While the dazed and immensely pained adults struggled to Michie’s farm, there were young children of the family unaccounted for(²). Without hesitation and unbelievably, Aunt Michie – in her weakened state – pulled a two wheel cart over the hill to Hiroshima to look for them.
Over a hill.
Miraculously and while the details are lost, she found some of them and hauled them back to the farm on the cart, now laden with the additional weight of the children… on the same road that was further littered with dead and dying people. Think of the mental anguish Michie had to endure when dying people came up to her and asked for her help… It would be difficult to not look at them. It was more difficult to ignore them, I’m sure.
According to my cousins, a total of 23 people got refuge and care at Aunt Michie’s farm. I understand many were relatives from the Aramaki side of the family.
There were more hurdles for Michie and her children immediately ahead – caring for the injured and dying.
The preceding photographs may show what Michie and the children were faced with. And the children were just that – children.
How old are your children, by the way?
The older cousins recall that they, Michie, Mikizo’s parents and the less injured relatives took on a 24 hour a day field hospital of sorts to treat the injured. It was stifling hot and humid; yet, they had to be given constant attention and there were so many of them. I cannot imagine how exhausting this task could have been, especially when you are hungry and malnourished yourself.
The common injury were burns. Severe burns…and they had no medicine whatsoever.(³) No Bactine. No Motrin. No aloe. All Michie could do was to coat the burns with a type of cooking oil and bandage them with pieces of cloth. She must have endured unlimited anguish in knowing she could not measurably lessen their pain and suffering. There must have been constant crying and unbearable moans of pain.
And on their hands, blood from human beings.
Six year old Namie could never forget what she had to do. Flies were swarming having sensed dying flesh. Namie was tasked with shooing them away with a fan but they wouldn’t stay away. And worse yet – time and time again, she had to remove the maggots that were feeding on dead flesh…with chopsticks. I do not know if I could have done that…but Namie did.

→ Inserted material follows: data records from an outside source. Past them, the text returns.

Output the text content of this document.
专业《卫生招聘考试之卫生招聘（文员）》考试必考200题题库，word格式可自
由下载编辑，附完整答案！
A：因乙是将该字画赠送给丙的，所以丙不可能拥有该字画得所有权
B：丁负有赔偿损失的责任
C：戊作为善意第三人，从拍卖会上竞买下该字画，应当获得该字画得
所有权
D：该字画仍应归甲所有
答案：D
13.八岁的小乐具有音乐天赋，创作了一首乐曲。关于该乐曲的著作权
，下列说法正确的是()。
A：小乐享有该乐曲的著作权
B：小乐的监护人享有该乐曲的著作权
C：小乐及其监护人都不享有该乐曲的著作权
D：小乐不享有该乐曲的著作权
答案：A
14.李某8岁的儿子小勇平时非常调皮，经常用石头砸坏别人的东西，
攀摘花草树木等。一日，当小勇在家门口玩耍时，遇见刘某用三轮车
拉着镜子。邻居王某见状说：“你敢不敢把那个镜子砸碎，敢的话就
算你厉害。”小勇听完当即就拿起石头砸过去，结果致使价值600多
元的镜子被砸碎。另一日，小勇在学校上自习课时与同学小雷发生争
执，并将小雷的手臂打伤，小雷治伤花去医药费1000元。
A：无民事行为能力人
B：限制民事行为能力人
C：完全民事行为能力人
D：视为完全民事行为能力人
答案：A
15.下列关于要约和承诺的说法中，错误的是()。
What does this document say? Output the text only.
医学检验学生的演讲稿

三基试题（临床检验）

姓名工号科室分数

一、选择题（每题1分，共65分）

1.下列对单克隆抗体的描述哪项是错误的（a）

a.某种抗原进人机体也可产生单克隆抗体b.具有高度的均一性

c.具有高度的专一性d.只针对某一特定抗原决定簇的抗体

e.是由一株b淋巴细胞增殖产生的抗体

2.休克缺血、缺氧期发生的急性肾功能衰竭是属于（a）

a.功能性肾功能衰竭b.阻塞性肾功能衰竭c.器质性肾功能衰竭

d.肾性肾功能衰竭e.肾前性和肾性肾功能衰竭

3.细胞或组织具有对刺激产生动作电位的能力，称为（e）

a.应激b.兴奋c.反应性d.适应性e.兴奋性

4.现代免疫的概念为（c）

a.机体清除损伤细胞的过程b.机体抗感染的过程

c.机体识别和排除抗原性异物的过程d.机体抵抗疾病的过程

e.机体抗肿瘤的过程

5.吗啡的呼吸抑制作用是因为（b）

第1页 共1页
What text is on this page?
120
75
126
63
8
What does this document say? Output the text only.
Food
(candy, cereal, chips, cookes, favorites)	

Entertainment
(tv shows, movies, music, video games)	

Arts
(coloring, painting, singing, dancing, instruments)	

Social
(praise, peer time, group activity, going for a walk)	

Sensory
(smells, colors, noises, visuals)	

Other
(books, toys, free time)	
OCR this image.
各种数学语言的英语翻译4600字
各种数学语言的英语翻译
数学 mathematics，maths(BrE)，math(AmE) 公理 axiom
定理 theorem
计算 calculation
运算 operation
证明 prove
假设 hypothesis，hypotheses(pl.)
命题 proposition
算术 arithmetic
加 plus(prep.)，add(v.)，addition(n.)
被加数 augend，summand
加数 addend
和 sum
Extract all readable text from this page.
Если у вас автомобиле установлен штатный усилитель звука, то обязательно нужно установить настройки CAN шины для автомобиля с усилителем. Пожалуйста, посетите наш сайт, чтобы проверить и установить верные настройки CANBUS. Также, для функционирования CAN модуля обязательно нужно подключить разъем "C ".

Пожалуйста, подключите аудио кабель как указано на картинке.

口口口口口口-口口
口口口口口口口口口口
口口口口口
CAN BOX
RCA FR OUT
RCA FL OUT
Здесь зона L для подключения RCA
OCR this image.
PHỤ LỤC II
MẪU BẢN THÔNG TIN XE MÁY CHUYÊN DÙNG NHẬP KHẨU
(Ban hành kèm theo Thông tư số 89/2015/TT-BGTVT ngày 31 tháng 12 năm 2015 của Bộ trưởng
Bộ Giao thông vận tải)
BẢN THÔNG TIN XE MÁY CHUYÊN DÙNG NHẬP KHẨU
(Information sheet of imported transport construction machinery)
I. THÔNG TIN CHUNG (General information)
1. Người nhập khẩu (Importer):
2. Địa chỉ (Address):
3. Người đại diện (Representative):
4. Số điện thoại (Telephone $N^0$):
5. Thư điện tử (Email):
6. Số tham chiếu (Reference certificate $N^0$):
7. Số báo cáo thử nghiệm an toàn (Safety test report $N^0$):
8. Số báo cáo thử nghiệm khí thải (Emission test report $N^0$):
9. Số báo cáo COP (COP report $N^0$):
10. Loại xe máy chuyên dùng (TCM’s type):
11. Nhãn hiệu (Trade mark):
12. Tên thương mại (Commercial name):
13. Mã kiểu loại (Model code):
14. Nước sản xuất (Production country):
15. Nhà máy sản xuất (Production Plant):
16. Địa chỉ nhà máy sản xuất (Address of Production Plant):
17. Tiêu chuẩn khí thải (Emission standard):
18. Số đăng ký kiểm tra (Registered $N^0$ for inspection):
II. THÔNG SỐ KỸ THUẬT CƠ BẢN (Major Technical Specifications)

The turmoil that must have stormed inside Aunt Michie to tell her daughters to do what they had to do for the sake of survival…and then to be stern with them and tell them to continue when they wavered or cried… must have been punishing to her as a loving mother. She must have wanted to cry.
Aunt Michie was the point woman.
And she fulfilled that role.
Her goal was to get everyone to tomorrow.
To be continued in Part 5….
(1) Per my 2012 meeting with Mr. Tsukamoto in Hiroshima, water is the main theme of the Cenotaph at the Peace Park. Survivors clamored for water. Where there was well water, many survivors were suffocated as dozens more pressed against them for the precious liquid. Please see “A 1937 Yearbook, the Atomic Bomb and Hiroshima” for further information and links to their personal story.
(2) The number of unaccounted for children is unclear.
(3) Mr. Tsukamoto recounted how they had to constantly mash yams and place them over their burns to temporarily lessen the pain. They did that for over a month, he says.